AbstractThe United Nation’s 7th Sustainable Development Goal (SDG7) is to ensure access to affordable, reliable, sustainable and modern energy for all. A key challenge in achieving SDG7 is providing access to the estimated 0.9 billion people living in rural areas without access to electricity. In Nepal, factors including political unrest, challenging geography, and a weak economy, have limited electricity access. However, micro-hydropower has been used to provide electricity in rural areas. The technology is mostly manufactured locally, with the Nepali government supporting communities with a subsidy that funds approximately 50% of the total project cost. Manufacturing companies fulfil the roles of designer, manufacturer, and installer with the local community providing labour during the construction phase. The combination of locally manufactured equipment that is subsequently owned and operated by the community provides a unique range of challenges. This thesis explores the opportunity to improve the reliability of the technology and the operational sustainability of projects. To do so, a new design methodology is proposed that allows an existing technology, the Turgo turbine, to be adapted for local manufacture and use in Nepal.

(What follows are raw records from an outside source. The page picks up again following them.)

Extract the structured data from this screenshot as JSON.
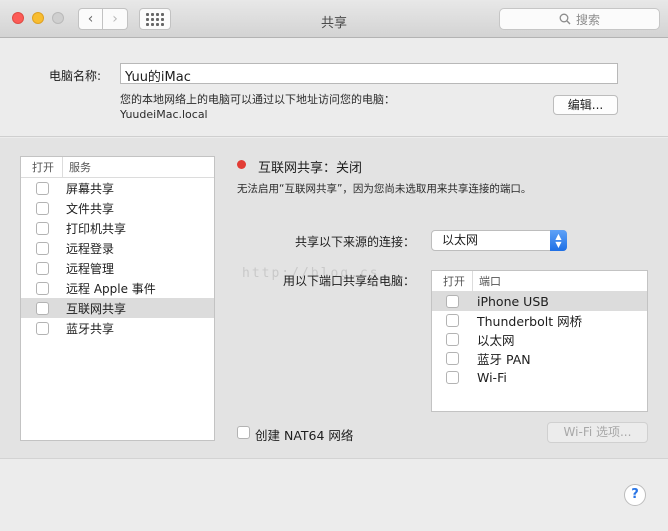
{
  "window": {
    "title": "共享",
    "search_placeholder": "搜索"
  },
  "computer": {
    "name_label": "电脑名称:",
    "name_value": "Yuu的iMac",
    "address_desc": "您的本地网络上的电脑可以通过以下地址访问您的电脑：",
    "address": "YuudeiMac.local",
    "edit_button": "编辑..."
  },
  "services": {
    "col_on": "打开",
    "col_service": "服务",
    "items": [
      {
        "label": "屏幕共享",
        "checked": false
      },
      {
        "label": "文件共享",
        "checked": false
      },
      {
        "label": "打印机共享",
        "checked": false
      },
      {
        "label": "远程登录",
        "checked": false
      },
      {
        "label": "远程管理",
        "checked": false
      },
      {
        "label": "远程 Apple 事件",
        "checked": false
      },
      {
        "label": "互联网共享",
        "checked": false,
        "selected": true
      },
      {
        "label": "蓝牙共享",
        "checked": false
      }
    ]
  },
  "detail": {
    "status": "互联网共享：关闭",
    "status_color": "#e23c35",
    "status_desc": "无法启用“互联网共享”，因为您尚未选取用来共享连接的端口。",
    "share_from_label": "共享以下来源的连接：",
    "share_from_value": "以太网",
    "watermark": "http://blog.cs",
    "share_to_label": "用以下端口共享给电脑：",
    "port_col_on": "打开",
    "port_col_port": "端口",
    "ports": [
      {
        "label": "iPhone USB",
        "checked": false,
        "selected": true
      },
      {
        "label": "Thunderbolt 网桥",
        "checked": false
      },
      {
        "label": "以太网",
        "checked": false
      },
      {
        "label": "蓝牙 PAN",
        "checked": false
      },
      {
        "label": "Wi-Fi",
        "checked": false
      }
    ],
    "nat64_label": "创建 NAT64 网络",
    "wifi_options_button": "Wi-Fi 选项..."
  },
  "help": {
    "label": "?"
  }
}
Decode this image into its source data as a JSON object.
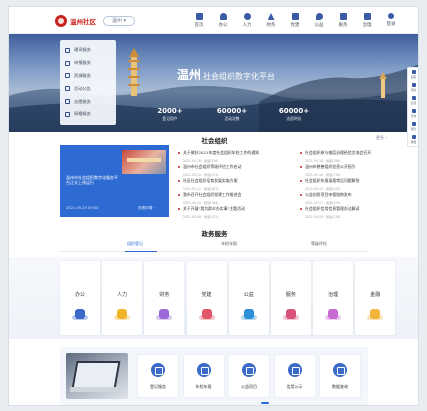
{
  "header": {
    "logo_text": "温州社区",
    "region_label": "温州 ▾",
    "nav": [
      "首页",
      "办公",
      "人力",
      "财务",
      "党建",
      "公益",
      "服务",
      "治理",
      "登录"
    ]
  },
  "hero": {
    "title": "温州",
    "subtitle": "社会组织数字化平台",
    "menu": [
      "通讯服务",
      "申报服务",
      "资源服务",
      "活动公告",
      "志愿服务",
      "网格服务"
    ],
    "stats": [
      {
        "value": "2000+",
        "label": "登记用户"
      },
      {
        "value": "60000+",
        "label": "活动次数"
      },
      {
        "value": "60000+",
        "label": "志愿时长"
      }
    ],
    "side_tools": [
      "客服",
      "帮助",
      "反馈",
      "咨询",
      "服务",
      "收藏"
    ]
  },
  "org": {
    "title": "社会组织",
    "more": "更多 ›",
    "featured_text": "温州市社会组织数字化服务平台正式上线运行",
    "featured_date": "2021-05-20 09:00",
    "featured_more": "查看详情 ›",
    "list_left": [
      {
        "title": "关于做好2021年度社会组织年检工作的通知",
        "meta": "2021-05-18  ·  阅读(326)"
      },
      {
        "title": "温州市社会组织等级评估工作启动",
        "meta": "2021-05-15  ·  阅读(211)"
      },
      {
        "title": "社区社会组织培育发展实施方案",
        "meta": "2021-05-12  ·  阅读(187)"
      },
      {
        "title": "我市召开社会组织党建工作推进会",
        "meta": "2021-05-10  ·  阅读(164)"
      },
      {
        "title": "关于开展\"我为群众办实事\"主题活动",
        "meta": "2021-05-08  ·  阅读(152)"
      }
    ],
    "list_right": [
      {
        "title": "社会组织参与基层治理经验交流会召开",
        "meta": "2021-05-18  ·  阅读(298)"
      },
      {
        "title": "温州市慈善组织信息公开指引",
        "meta": "2021-05-16  ·  阅读(176)"
      },
      {
        "title": "社会组织年报填报常见问题解答",
        "meta": "2021-05-13  ·  阅读(143)"
      },
      {
        "title": "公益创投项目申报指南发布",
        "meta": "2021-05-11  ·  阅读(129)"
      },
      {
        "title": "社会组织信用信息管理办法解读",
        "meta": "2021-05-09  ·  阅读(118)"
      }
    ]
  },
  "gov": {
    "title": "政务服务",
    "tabs": [
      "组织登记",
      "年检年报",
      "等级评估"
    ],
    "services": [
      "办公",
      "人力",
      "财务",
      "党建",
      "公益",
      "服务",
      "治理",
      "金融"
    ],
    "colors": [
      "#3b6bc6",
      "#f0b429",
      "#9b6ad8",
      "#e4566a",
      "#2d8fd6",
      "#d9527a",
      "#c86ad2",
      "#f2b43a"
    ]
  },
  "quick": {
    "items": [
      "登记服务",
      "年检年报",
      "公益项目",
      "信用公示",
      "数据查询"
    ]
  }
}
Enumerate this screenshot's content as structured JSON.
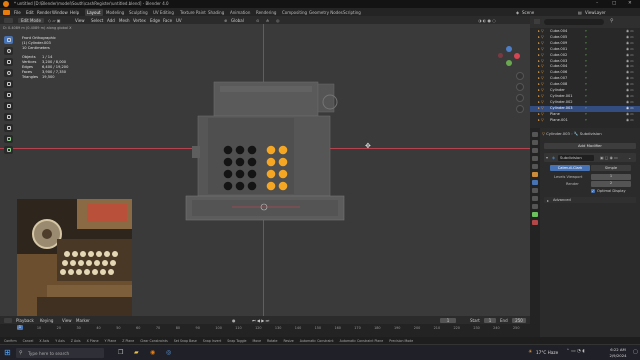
{
  "app": {
    "title": "* untitled [D:\\Blender\\model\\South\\cashRegister\\untitled.blend] - Blender 4.0",
    "window_controls": [
      "–",
      "□",
      "✕"
    ]
  },
  "menu": {
    "items": [
      "File",
      "Edit",
      "Render",
      "Window",
      "Help"
    ],
    "workspaces": [
      "Layout",
      "Modeling",
      "Sculpting",
      "UV Editing",
      "Texture Paint",
      "Shading",
      "Animation",
      "Rendering",
      "Compositing",
      "Geometry Nodes",
      "Scripting"
    ],
    "active_workspace": "Layout",
    "scene": "Scene",
    "view_layer": "ViewLayer"
  },
  "tool_header": {
    "mode": "Edit Mode",
    "menus": [
      "View",
      "Select",
      "Add",
      "Mesh",
      "Vertex",
      "Edge",
      "Face",
      "UV"
    ],
    "transform_orientation": "Global"
  },
  "viewport": {
    "header_status": "D: 0.4089 m (0.4089 m) along global X",
    "view_name": "Front Orthographic",
    "object_name": "(1) Cylinder.003",
    "units": "10 Centimeters",
    "stats": [
      {
        "label": "Objects",
        "value": "1 / 14"
      },
      {
        "label": "Vertices",
        "value": "3,200 / 8,000"
      },
      {
        "label": "Edges",
        "value": "6,400 / 19,200"
      },
      {
        "label": "Faces",
        "value": "3,900 / 7,350"
      },
      {
        "label": "Triangles",
        "value": "19,500"
      }
    ]
  },
  "outliner": {
    "items": [
      {
        "name": "Cube.004",
        "selected": false
      },
      {
        "name": "Cube.005",
        "selected": false
      },
      {
        "name": "Cube.009",
        "selected": false
      },
      {
        "name": "Cube.001",
        "selected": false
      },
      {
        "name": "Cube.002",
        "selected": false
      },
      {
        "name": "Cube.003",
        "selected": false
      },
      {
        "name": "Cube.004",
        "selected": false
      },
      {
        "name": "Cube.006",
        "selected": false
      },
      {
        "name": "Cube.007",
        "selected": false
      },
      {
        "name": "Cube.008",
        "selected": false
      },
      {
        "name": "Cylinder",
        "selected": false
      },
      {
        "name": "Cylinder.001",
        "selected": false
      },
      {
        "name": "Cylinder.002",
        "selected": false
      },
      {
        "name": "Cylinder.003",
        "selected": true
      },
      {
        "name": "Plane",
        "selected": false
      },
      {
        "name": "Plane.001",
        "selected": false
      }
    ]
  },
  "properties": {
    "object_name": "Cylinder.003",
    "modifier_context": "Subdivision",
    "add_modifier": "Add Modifier",
    "modifier_name": "Subdivision",
    "tabs": [
      "Catmull-Clark",
      "Simple"
    ],
    "active_tab": "Catmull-Clark",
    "levels_viewport_label": "Levels Viewport",
    "levels_viewport": "1",
    "render_label": "Render",
    "render": "2",
    "optimal_display": "Optimal Display",
    "advanced": "Advanced"
  },
  "timeline": {
    "menus": [
      "Playback",
      "Keying",
      "View",
      "Marker"
    ],
    "frame_current": "1",
    "start_label": "Start",
    "start": "1",
    "end_label": "End",
    "end": "250",
    "ticks": [
      "0",
      "10",
      "20",
      "30",
      "40",
      "50",
      "60",
      "70",
      "80",
      "90",
      "100",
      "110",
      "120",
      "130",
      "140",
      "150",
      "160",
      "170",
      "180",
      "190",
      "200",
      "210",
      "220",
      "230",
      "240",
      "250"
    ]
  },
  "statusbar": {
    "hints": [
      "Confirm",
      "Cancel",
      "X Axis",
      "Y Axis",
      "Z Axis",
      "X Plane",
      "Y Plane",
      "Z Plane",
      "Clear Constraints",
      "Set Snap Base",
      "Snap Invert",
      "Snap Toggle",
      "Move",
      "Rotate",
      "Resize",
      "Automatic Constraint",
      "Automatic Constraint Plane",
      "Precision Mode"
    ]
  },
  "taskbar": {
    "search_placeholder": "Type here to search",
    "weather": "17°C Haze",
    "time": "6:22 AM",
    "date": "2/9/2024"
  },
  "colors": {
    "accent_blue": "#4772b3",
    "selection_orange": "#f5a623",
    "viewport_bg": "#3a3a3a",
    "x_axis_red": "#d64552"
  }
}
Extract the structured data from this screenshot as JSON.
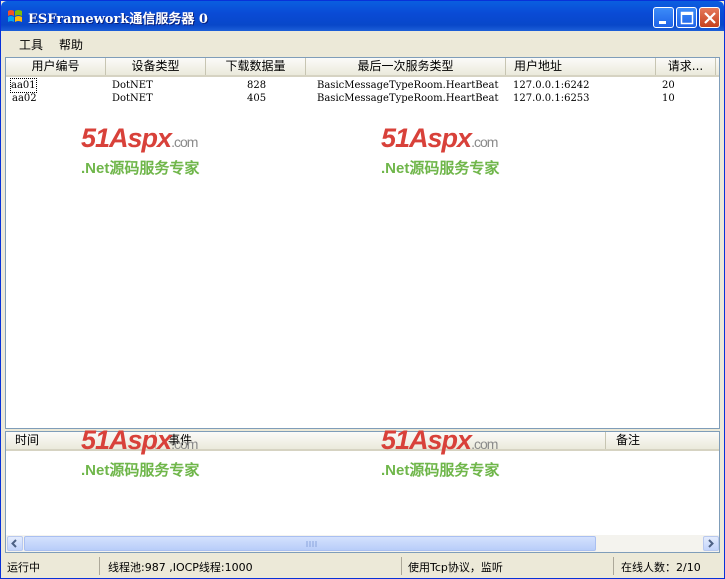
{
  "window": {
    "title": "ESFramework通信服务器 0"
  },
  "menu": [
    {
      "label": "工具"
    },
    {
      "label": "帮助"
    }
  ],
  "user_table": {
    "columns": [
      "用户编号",
      "设备类型",
      "下载数据量",
      "最后一次服务类型",
      "用户地址",
      "请求..."
    ],
    "rows": [
      [
        "aa01",
        "DotNET",
        "828",
        "BasicMessageTypeRoom.HeartBeat",
        "127.0.0.1:6242",
        "20"
      ],
      [
        "aa02",
        "DotNET",
        "405",
        "BasicMessageTypeRoom.HeartBeat",
        "127.0.0.1:6253",
        "10"
      ]
    ]
  },
  "log_table": {
    "columns": [
      "时间",
      "事件",
      "备注"
    ]
  },
  "status": {
    "state": "运行中",
    "threads": "线程池:987 ,IOCP线程:1000",
    "protocol": "使用Tcp协议，监听",
    "online": "在线人数：2/10"
  },
  "watermark": {
    "brand": "51Aspx",
    "domain": ".com",
    "slogan": ".Net源码服务专家"
  },
  "colors": {
    "titlebar": "#0a4bd6",
    "window_bg": "#ece9d8",
    "watermark_red": "#d8413a",
    "watermark_green": "#6fb64a"
  },
  "icons": [
    "windows-flag-icon",
    "minimize-icon",
    "maximize-icon",
    "close-icon",
    "scroll-left-icon",
    "scroll-right-icon"
  ]
}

The proposed design methodology, known as ‘Design for Localisation’, frames the direction of the thesis. Firstly, an understanding of the local context is developed. A field-based methodology is developed and used at 24 micro-hydropower plants to consider factors affecting their operational sustainability. Findings from the site study are combined with a detailed evaluation of the project process, using available literature and interviews with stakeholders, resulting in an improved understanding of how strengths and weaknesses in the operational sustainability of plants develop.
Secondly, design solutions for local manufacture are developed. A survey of manufacturing companies is used to identify the local availability of materials and processes. These findings indicate determine the method for manufacture of the turbine blade. Subsequently, computational fluid dynamics is used to optimise the performance of the runner, increasing efficiency from 69.0 to 82.5%. In collaboration with a local manufacturing company, a locally appropriate design is developed and manufactured. CAD, the internet, and additive manufacturing are used to transfer and physically replicate the digital design as a mould for casting.
Thirdly, local testing and monitoring is used to evaluate the design. A hydrodynamic testing rig is developed at Kathmandu University. The locally manufactured Turgo turbine runner and an imported off-the-shelf Turgo turbine runner are tested under the same conditions, and the results compared. A site-based installation is used to understand the performance of the runner once integrated with ancillary sub-systems, and in environmental conditions.
Finally, the efficacy of the Design for Localisation process and its further application is considered. A scaling method, allowing the Turgo turbine design to be adapted for any site with appropriate geography, is presented. An open-source approach is proposed to improve the availability of the design, enable subsequent improvement and further local adaptation to other contexts.